Voters returned Mulroney to office with 169 seats in the 295-seat House of Commons. He said he would call legislators promptly into session to pass the bill.
Mulroney told a midnight rally in Quebec that Canadians have "indicated the road they wish to follow. Now it is a time for healing in the land."
He defeated two rivals who based their campaign on oppositiion to the trade pact Mulroney signed with President Reagan. They claimed Mulroney's free-trade program would subordinate Canada to the United States and ultimately rob Canada of its sovereignty.
In Port Clear, Ala., President-elect George Bush said he welcomed the Mulroney victory, with whom he said he had a "special kind of friendly personal relationship."
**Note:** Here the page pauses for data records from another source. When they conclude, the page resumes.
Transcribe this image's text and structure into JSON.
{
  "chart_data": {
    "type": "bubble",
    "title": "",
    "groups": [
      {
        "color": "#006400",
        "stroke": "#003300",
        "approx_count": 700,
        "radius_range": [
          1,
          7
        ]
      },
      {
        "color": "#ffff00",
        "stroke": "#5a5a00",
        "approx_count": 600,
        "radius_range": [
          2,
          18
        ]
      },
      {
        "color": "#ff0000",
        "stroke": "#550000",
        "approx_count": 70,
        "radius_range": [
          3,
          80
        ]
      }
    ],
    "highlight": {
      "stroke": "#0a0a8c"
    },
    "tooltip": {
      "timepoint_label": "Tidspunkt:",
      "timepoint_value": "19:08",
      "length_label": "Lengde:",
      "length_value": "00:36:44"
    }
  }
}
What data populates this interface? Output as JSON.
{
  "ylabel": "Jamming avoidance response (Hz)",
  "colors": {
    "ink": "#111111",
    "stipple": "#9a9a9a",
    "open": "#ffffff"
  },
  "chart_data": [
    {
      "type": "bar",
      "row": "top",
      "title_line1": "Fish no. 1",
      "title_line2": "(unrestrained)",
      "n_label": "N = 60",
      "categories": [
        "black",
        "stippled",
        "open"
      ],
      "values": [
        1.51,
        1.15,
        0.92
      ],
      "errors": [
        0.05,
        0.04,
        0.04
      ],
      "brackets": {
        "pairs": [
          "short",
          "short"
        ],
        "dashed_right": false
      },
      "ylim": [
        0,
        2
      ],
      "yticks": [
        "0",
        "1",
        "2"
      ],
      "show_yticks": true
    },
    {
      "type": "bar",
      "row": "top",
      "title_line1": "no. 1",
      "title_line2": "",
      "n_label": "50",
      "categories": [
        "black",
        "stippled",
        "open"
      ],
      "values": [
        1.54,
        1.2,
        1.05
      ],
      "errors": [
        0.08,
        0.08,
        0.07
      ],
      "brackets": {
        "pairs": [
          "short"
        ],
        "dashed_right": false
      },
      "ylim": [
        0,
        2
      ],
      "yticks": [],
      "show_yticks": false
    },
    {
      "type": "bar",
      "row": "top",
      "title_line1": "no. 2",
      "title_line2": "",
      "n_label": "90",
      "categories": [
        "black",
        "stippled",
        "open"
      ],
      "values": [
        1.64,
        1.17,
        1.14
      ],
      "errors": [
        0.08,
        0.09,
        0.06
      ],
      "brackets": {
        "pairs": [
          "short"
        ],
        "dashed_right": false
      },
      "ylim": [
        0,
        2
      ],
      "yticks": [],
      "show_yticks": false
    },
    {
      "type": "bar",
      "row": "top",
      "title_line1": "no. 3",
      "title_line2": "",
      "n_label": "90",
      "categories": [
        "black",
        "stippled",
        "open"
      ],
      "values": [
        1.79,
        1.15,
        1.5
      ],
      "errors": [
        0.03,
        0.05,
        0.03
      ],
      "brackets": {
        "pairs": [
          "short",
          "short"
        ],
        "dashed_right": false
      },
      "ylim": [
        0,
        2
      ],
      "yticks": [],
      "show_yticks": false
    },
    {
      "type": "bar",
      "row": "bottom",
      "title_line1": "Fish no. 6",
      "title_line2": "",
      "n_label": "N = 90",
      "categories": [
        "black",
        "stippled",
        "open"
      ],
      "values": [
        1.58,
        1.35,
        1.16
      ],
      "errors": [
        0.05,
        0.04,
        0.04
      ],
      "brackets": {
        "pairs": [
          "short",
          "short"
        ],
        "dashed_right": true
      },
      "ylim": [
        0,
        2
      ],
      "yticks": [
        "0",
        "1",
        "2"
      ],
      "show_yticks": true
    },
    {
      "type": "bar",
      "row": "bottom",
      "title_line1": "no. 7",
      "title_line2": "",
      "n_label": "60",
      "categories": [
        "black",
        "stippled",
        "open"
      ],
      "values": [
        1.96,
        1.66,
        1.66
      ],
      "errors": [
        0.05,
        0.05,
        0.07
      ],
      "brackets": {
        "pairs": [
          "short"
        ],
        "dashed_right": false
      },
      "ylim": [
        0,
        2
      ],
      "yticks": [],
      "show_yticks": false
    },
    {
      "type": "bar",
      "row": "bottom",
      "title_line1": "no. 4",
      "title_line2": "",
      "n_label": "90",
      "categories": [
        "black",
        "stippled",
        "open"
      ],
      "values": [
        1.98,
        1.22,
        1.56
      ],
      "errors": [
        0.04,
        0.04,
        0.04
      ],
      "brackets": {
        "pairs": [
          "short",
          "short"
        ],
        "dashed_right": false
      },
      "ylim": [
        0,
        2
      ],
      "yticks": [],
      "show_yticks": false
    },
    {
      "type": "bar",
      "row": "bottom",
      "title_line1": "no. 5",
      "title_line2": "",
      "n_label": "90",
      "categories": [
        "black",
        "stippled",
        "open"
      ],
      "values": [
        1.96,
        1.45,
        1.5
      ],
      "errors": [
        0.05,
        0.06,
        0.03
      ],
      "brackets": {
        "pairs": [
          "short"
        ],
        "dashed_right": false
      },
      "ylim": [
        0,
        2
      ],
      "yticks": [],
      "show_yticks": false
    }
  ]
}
Mulroney's victory "was most interesting because to a degree it was a referendum on getting the free-trade agreement through," Bush told 20 Republican governors and two governors-elect at a meeting.
Official figures with 95 percent of the vote counted showed the opposition Liberal Party led by John Turner with 82 seats, more than double its 40 of four years ago, and the socialist New Democratic Party of Ed Broadbent with 44 seats, up from 30
The popular vote broke down to about 43 percent for the Conservatives, 32 percent for the Liberals and 20 percent for the New Democrats, with the turnout at about 75 percent of the 17.5 million eligible voters.
The Canadian Press news agency said the Conservatives had 5.4 million votes, the Liberals 4.05 million and the New Democrats 2.4 million.
The Canadian dollar, which had been jittery throughout the campaign as investors hesitated at a possible Conservative defeat, surged on international markets to trade at more than 83 cents.
The Conservatives saw their power erode somewhat in the newly expanded 295-seat House of Commons. They won 169 races on Monday as compared to 211 out of 282 seats in the 1984 election.